The Gathering: Zufällig wieder eine Band
The Gathering haben unlängst ihr erstes Album mit ihrer neuen, charismatischen Sängerin, Silje Wergeland, veröffentlicht. Auch nach 20 Jahren Bandgeschichte, und immer noch in bester Form, lassen The Gathering weiterhin Metallerherzen höher schlagen und Emotionen für sich sprechen. Im Prostor Abaton, einem recht unauffälligem Klub im Liben-Bezirk von Prag, traf ich auf Hans und Silje, um mit ihnen über den Neuanfang bei The Gathering zu sprechen.
Ich hab von euch zuerst in einem amerikanischen Metalmagazin, Metal Maniacs, gelesen. Die Beschreibung klang interessant und so hab ich euer Album „If Then Else“ gekauft und war sofort hin und weg.
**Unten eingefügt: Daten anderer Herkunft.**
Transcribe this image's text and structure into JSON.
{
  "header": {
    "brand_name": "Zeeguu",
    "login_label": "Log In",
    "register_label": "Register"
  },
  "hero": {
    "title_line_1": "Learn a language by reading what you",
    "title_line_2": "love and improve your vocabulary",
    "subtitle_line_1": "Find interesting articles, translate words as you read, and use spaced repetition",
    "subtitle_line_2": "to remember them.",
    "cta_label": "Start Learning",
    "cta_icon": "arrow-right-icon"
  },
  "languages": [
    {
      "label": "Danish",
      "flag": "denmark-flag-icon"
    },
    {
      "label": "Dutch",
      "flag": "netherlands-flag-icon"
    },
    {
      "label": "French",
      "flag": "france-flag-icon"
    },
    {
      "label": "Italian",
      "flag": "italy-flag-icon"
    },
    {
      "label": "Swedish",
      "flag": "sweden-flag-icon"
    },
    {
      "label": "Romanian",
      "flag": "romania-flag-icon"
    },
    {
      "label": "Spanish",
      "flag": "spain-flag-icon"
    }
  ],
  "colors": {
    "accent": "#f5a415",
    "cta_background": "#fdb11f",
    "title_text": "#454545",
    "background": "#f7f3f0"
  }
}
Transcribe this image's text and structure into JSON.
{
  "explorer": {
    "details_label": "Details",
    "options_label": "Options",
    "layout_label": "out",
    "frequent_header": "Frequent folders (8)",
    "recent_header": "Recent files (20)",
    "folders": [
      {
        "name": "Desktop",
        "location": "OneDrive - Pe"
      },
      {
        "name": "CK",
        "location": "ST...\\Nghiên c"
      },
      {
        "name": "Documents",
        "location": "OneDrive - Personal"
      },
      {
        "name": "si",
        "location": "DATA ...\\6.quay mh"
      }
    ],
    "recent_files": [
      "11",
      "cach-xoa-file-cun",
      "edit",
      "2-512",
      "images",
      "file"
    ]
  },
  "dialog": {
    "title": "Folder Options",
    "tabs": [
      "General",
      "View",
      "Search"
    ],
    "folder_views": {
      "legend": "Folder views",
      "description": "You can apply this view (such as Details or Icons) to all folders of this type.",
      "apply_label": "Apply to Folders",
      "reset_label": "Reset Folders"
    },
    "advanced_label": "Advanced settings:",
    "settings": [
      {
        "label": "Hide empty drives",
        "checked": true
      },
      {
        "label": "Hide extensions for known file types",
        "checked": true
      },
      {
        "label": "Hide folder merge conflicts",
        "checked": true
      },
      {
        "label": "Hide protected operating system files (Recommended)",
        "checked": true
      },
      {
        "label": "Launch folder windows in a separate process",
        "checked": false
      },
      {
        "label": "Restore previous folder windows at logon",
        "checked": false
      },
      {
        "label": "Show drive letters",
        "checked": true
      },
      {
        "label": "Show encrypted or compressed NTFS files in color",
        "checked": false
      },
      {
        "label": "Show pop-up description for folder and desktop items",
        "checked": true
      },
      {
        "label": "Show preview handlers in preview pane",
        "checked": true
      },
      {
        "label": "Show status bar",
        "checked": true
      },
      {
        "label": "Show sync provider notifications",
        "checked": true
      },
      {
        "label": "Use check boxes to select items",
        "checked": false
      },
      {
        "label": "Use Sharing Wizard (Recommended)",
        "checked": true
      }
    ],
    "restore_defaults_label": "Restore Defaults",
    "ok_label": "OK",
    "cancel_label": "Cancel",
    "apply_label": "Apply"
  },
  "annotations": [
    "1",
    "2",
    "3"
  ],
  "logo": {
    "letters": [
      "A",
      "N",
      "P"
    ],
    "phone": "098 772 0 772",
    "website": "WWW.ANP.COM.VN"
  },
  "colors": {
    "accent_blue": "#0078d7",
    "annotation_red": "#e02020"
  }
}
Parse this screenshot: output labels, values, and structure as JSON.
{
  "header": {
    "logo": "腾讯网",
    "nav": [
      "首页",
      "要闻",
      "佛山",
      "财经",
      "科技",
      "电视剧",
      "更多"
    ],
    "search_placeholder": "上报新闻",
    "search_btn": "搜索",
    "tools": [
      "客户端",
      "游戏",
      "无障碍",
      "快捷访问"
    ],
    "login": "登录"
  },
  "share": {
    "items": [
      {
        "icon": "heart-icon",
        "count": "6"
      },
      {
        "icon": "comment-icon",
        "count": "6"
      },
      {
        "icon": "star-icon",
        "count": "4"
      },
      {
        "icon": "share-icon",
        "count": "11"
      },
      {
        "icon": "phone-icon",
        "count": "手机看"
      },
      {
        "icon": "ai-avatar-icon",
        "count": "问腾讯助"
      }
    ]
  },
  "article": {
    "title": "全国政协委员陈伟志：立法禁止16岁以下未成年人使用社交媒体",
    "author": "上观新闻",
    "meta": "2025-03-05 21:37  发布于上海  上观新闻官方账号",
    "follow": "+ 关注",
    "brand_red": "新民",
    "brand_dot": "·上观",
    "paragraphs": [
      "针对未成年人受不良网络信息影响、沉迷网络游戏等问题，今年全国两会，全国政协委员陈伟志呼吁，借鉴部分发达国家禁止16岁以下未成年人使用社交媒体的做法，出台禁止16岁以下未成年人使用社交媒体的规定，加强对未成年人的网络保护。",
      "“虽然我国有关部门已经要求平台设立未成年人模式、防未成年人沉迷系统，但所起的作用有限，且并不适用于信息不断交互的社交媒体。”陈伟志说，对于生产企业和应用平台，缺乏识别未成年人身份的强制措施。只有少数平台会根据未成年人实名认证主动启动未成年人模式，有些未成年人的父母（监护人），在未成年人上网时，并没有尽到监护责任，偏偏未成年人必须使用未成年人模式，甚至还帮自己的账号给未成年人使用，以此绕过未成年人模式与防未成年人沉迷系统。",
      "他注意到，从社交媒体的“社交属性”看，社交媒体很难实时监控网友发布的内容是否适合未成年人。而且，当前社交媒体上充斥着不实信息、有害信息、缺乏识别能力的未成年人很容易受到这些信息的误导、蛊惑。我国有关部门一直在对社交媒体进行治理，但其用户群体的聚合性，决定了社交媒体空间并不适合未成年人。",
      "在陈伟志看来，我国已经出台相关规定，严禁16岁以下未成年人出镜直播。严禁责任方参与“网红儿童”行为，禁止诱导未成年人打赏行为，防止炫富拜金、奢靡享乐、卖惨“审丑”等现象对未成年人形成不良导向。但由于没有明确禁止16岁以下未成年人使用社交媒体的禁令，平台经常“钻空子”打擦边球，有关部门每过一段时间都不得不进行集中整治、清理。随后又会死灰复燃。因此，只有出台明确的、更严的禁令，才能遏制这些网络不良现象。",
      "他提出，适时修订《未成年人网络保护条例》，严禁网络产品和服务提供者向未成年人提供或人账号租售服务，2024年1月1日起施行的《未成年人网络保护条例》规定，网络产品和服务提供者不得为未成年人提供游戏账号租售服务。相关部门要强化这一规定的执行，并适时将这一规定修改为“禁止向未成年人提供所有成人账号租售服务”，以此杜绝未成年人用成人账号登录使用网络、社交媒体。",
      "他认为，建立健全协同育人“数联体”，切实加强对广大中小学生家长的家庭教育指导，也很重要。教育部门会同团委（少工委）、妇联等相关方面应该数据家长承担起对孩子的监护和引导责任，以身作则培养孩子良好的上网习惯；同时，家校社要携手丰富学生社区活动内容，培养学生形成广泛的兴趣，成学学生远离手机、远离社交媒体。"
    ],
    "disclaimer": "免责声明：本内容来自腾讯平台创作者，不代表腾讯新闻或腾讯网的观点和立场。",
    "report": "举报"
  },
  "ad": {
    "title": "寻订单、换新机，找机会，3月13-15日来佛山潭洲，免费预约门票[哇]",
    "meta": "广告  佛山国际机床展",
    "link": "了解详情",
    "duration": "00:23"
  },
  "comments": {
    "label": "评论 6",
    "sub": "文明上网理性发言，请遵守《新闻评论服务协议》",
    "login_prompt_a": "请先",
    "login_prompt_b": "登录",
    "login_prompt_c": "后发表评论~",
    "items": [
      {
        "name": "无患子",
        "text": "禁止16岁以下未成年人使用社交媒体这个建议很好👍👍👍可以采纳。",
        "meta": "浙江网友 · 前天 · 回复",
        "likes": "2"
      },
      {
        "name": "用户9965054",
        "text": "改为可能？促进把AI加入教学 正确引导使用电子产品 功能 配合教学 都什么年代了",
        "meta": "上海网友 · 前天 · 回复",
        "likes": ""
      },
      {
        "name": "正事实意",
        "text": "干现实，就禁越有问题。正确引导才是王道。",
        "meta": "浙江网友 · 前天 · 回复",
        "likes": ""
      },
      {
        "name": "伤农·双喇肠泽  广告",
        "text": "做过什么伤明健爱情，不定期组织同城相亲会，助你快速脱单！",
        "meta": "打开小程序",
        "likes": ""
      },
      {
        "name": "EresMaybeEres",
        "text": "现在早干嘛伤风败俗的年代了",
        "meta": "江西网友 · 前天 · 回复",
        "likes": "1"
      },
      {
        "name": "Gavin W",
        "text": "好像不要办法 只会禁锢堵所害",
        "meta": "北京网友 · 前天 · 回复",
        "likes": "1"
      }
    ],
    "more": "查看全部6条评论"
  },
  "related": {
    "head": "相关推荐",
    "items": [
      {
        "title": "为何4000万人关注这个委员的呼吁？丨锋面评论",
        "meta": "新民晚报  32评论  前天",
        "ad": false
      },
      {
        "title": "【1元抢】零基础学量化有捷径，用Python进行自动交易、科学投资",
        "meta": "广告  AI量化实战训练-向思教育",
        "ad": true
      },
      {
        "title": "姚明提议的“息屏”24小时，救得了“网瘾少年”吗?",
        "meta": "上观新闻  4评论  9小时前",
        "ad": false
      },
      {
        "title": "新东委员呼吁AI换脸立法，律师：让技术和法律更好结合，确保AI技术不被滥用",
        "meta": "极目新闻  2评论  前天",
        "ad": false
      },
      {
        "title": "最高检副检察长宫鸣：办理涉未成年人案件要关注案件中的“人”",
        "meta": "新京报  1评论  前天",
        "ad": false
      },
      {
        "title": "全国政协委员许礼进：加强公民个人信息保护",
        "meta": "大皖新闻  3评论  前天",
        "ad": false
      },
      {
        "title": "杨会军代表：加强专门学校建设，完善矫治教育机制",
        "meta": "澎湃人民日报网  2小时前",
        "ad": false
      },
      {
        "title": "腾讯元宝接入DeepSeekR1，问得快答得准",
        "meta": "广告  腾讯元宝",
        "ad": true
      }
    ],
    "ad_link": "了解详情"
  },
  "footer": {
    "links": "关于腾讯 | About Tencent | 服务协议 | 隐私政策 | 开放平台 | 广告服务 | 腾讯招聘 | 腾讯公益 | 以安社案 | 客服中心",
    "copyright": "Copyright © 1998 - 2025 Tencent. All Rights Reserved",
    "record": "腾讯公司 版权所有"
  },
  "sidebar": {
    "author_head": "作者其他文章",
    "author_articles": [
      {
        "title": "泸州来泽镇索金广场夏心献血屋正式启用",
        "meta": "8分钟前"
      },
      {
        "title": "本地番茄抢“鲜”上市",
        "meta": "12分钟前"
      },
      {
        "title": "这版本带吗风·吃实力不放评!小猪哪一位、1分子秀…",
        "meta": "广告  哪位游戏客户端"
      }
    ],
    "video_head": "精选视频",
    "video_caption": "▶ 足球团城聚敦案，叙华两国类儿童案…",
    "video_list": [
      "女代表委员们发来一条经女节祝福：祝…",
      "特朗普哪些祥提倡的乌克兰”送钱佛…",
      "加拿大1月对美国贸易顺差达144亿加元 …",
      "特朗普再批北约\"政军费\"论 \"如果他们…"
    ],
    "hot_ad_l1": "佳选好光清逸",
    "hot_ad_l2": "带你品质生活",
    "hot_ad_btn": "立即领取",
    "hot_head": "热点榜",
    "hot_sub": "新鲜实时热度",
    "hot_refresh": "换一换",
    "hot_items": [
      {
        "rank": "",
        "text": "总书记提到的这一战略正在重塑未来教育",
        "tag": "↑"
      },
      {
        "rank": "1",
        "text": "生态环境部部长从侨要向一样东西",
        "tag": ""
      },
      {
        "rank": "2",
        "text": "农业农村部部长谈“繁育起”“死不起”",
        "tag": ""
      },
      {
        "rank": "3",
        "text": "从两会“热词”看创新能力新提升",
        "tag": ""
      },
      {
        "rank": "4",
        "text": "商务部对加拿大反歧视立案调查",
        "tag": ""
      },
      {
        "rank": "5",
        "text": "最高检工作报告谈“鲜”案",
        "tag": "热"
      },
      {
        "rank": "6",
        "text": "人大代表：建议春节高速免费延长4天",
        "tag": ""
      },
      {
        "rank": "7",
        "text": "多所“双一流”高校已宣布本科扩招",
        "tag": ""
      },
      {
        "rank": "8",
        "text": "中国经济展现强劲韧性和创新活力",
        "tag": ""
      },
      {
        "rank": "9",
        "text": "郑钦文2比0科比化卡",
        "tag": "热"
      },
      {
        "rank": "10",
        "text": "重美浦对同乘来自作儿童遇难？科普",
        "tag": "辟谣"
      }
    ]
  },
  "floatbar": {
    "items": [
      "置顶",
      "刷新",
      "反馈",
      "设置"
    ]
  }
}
Ich kenne auch euer älteres Metal-Material, aber warum werdet ihr immer noch zur Metalszene gezählt? Für mich ist eure Musik eher passend für romantische Stunden zu zweit oder einen regnerischen Tag im Zug…
Hans: Ich weiß es nicht, aber ich glaube, der Hauptgrund ist, dass es ein Untergenre ist. Das, was wir gemeinsam mit Bands wie Anathema und Ulver einnehmen, so was wie eine atmosphärische Art von Metal, es ist ein Untergenre des Metal and wir machen auch Interviews mit jeder Art von Magazin: Pop, Rock, Alternative, Sympho-Metal. Such es dir aus, wir machen Interviews and Metal interessiert sich immer noch für uns, also machen wir auch weiterhin Interviews und spielen auf Metalfestivals, aber ich glaube auch, dass wir immer noch metallisch klingen, wir haben immer noch eine Metal-Struktur. Wir sind nicht so ambient wie die Leute manchmal sagen, The Gathering ist nicht ambient, wir sind atmosphärisch, aber wir sind keine Ambient-Band.
Vielleicht so ähnlich wie es Opeth auf ihrem Album “Damnation” gemacht haben?
Hans: Sie sind ziemlich heavy. Ich glaube, dass ist recht interessant. Ich glaube, wenn Metal überleben will, dann müssen Dinge erfunden werden, man muss Crossover Sachen machen. Ich glaube, das ist sehr wichtig, weil es Metal derzeit nicht gut geht, wenn man sich mal die Verkäufe und Konzerte anschaut. Ich glaube, es ist gut, wenn man die Szene mal ein bisschen aufmischt, aufrüttelt.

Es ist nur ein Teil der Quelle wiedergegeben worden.